We adopt a standard three-environment strategy to ensure stability and quality.

  • 3.4.1 Purpose and Configuration Goals for Each Environment

    • Development (Dev):

      • Purpose: For developers to write and test code locally/in personal cloud workspaces. Focus on iteration speed and individual productivity.

      • Configuration: Local machines (with Docker for consistency) or cloud-based IDEs (GitHub Codespaces, AWS Cloud9, SageMaker Studio). Access to sampled, anonymized, or synthetic data. Minimal resources. Uses feature branches.

    • Staging (Pre-Production):

      • Purpose: To test code changes in an environment that mirrors production before deploying to live users. Focus on integration, end-to-end testing, and performance validation.

      • Configuration: Dedicated AWS account. Infrastructure managed by Terraform, identical or scaled-down version of Prod. Deploys from main branch after PR merge. Uses staging-specific data sources (e.g., a separate S3 bucket with a larger, more realistic dataset than dev, but not live prod data). Runs full integration tests, load tests.

    • Production (Prod):

      • Purpose: To serve live user traffic. Focus on stability, reliability, performance, and security.

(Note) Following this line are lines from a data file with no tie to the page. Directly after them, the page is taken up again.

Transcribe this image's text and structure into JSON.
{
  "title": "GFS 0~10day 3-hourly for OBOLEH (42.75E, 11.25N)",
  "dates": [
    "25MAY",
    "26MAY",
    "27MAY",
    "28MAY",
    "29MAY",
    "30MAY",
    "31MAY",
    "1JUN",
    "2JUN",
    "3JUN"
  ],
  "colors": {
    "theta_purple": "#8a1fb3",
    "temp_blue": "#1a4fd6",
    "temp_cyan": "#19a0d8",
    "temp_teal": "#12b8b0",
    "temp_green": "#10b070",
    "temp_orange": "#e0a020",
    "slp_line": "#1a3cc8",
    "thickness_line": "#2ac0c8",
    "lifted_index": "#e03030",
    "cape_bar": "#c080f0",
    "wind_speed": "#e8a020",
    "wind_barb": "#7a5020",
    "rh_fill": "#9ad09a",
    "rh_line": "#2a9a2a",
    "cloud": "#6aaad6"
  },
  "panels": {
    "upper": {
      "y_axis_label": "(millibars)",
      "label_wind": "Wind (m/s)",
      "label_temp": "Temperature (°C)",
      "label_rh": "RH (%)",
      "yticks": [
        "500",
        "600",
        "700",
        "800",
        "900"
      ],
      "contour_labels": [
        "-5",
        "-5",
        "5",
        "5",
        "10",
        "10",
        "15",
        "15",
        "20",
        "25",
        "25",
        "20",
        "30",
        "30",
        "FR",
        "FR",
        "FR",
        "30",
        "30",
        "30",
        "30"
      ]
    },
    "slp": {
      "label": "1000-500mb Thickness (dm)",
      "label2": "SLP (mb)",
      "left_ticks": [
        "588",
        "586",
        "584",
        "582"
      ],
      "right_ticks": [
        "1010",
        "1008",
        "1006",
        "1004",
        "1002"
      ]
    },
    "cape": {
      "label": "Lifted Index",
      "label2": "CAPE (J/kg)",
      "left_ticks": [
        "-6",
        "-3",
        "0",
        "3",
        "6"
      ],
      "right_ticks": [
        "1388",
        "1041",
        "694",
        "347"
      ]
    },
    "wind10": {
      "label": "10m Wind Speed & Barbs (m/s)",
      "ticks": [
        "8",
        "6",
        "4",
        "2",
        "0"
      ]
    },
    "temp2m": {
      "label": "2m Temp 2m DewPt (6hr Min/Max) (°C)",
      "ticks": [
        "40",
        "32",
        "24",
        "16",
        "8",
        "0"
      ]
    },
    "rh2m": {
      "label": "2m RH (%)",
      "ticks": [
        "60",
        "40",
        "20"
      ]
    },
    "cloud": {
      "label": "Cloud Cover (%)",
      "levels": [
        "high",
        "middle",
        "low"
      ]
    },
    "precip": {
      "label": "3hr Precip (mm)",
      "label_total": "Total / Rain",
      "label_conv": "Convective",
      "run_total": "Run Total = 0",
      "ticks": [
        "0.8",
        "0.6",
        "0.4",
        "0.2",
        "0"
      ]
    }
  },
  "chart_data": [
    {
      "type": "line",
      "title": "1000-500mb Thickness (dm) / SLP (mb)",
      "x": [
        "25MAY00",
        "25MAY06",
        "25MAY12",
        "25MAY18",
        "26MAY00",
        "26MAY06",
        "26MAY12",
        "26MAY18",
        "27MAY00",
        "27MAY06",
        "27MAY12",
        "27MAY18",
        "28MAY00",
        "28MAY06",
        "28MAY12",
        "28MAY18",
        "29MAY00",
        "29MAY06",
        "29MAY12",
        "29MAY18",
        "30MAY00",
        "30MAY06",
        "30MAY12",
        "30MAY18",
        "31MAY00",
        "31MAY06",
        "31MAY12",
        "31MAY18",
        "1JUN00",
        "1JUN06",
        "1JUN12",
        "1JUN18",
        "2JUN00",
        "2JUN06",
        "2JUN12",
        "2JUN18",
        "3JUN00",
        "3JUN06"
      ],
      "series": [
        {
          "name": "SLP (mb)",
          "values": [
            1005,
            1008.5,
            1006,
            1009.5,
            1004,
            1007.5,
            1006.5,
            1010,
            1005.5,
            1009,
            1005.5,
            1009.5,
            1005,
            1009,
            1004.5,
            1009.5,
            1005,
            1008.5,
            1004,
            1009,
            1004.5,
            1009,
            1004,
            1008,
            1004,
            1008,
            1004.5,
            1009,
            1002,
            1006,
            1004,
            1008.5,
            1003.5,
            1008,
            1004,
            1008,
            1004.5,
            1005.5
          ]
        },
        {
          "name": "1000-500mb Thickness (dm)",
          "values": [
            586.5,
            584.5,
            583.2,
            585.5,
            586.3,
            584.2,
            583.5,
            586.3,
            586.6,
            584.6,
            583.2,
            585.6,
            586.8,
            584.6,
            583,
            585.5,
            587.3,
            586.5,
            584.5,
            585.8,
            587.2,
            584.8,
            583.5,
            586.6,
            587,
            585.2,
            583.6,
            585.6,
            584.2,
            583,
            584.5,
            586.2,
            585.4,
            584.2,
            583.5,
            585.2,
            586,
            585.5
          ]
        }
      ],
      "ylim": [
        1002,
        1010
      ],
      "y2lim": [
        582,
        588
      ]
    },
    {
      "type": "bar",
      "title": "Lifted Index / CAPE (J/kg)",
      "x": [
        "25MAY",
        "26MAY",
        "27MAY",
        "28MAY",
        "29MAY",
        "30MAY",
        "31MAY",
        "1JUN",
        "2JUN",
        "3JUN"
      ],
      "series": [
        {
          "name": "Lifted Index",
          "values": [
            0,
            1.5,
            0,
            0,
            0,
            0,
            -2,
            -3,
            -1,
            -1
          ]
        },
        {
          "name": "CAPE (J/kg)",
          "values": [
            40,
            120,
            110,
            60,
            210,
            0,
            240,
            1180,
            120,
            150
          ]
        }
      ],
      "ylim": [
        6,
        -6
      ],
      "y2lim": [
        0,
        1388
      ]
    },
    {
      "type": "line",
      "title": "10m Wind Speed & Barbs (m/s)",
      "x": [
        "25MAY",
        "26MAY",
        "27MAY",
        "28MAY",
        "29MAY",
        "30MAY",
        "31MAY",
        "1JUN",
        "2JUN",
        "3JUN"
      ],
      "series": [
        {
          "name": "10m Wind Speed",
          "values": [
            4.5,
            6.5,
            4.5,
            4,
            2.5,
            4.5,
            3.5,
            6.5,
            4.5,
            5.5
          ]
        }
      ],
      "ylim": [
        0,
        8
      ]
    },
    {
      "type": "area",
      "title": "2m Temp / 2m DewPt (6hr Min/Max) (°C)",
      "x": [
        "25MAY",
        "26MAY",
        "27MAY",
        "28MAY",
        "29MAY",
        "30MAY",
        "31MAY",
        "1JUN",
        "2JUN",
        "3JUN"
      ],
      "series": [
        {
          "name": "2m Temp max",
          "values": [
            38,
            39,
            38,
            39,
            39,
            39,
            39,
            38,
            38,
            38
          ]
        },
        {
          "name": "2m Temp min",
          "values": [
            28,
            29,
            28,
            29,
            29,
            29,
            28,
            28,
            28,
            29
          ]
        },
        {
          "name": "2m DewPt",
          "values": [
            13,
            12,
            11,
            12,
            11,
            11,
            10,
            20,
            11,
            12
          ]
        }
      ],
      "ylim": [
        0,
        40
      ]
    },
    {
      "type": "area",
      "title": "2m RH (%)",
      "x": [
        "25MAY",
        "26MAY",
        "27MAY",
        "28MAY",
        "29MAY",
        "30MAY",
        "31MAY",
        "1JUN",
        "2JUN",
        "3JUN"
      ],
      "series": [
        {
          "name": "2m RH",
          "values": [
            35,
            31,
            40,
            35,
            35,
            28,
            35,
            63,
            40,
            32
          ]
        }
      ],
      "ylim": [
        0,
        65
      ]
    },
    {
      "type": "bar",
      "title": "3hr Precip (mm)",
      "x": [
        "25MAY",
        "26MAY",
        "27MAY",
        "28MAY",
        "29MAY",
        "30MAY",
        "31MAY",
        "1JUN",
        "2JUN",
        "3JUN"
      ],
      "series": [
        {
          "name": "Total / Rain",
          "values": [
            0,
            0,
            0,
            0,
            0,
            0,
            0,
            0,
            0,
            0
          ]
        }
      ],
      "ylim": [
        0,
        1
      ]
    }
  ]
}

      • Configuration: Dedicated AWS account. Infrastructure managed by Terraform. Deploys from main branch after successful Staging validation and manual approval. Uses live production data sources. Comprehensive monitoring and alerting.

  • 3.4.2 Data Access Strategy and Permissions Across Environments

    • Dev: Read-only access to specific, small, and potentially anonymized/synthetic datasets (e.g., sample of S3 data). No access to production databases or sensitive user data.

    • Staging: Read-only access to dedicated staging data sources that mimic production data structure and volume but are not live production data. This might be a regularly refreshed, sanitized snapshot of production data or a large, curated test dataset.

    • Prod:

      • Data Ingestion Pipeline: Read access to raw data sources (scraping targets, APIs). Write access to its S3 processed data bucket.

      • Training Pipeline: Read access to processed data in S3 (Prod). Write access to Model Registry (W&B) and artifact stores.

      • Inference Pipeline (LLM path): Read access to processed data in S3 (Prod). Write access to the enriched data store for the FastAPI backend.

      • FastAPI Backend: Read access to its enriched data store. No direct write access to core data pipelines, only to its own logs.

    • IAM Roles: Define specific IAM roles for each pipeline/service within each environment to enforce least privilege.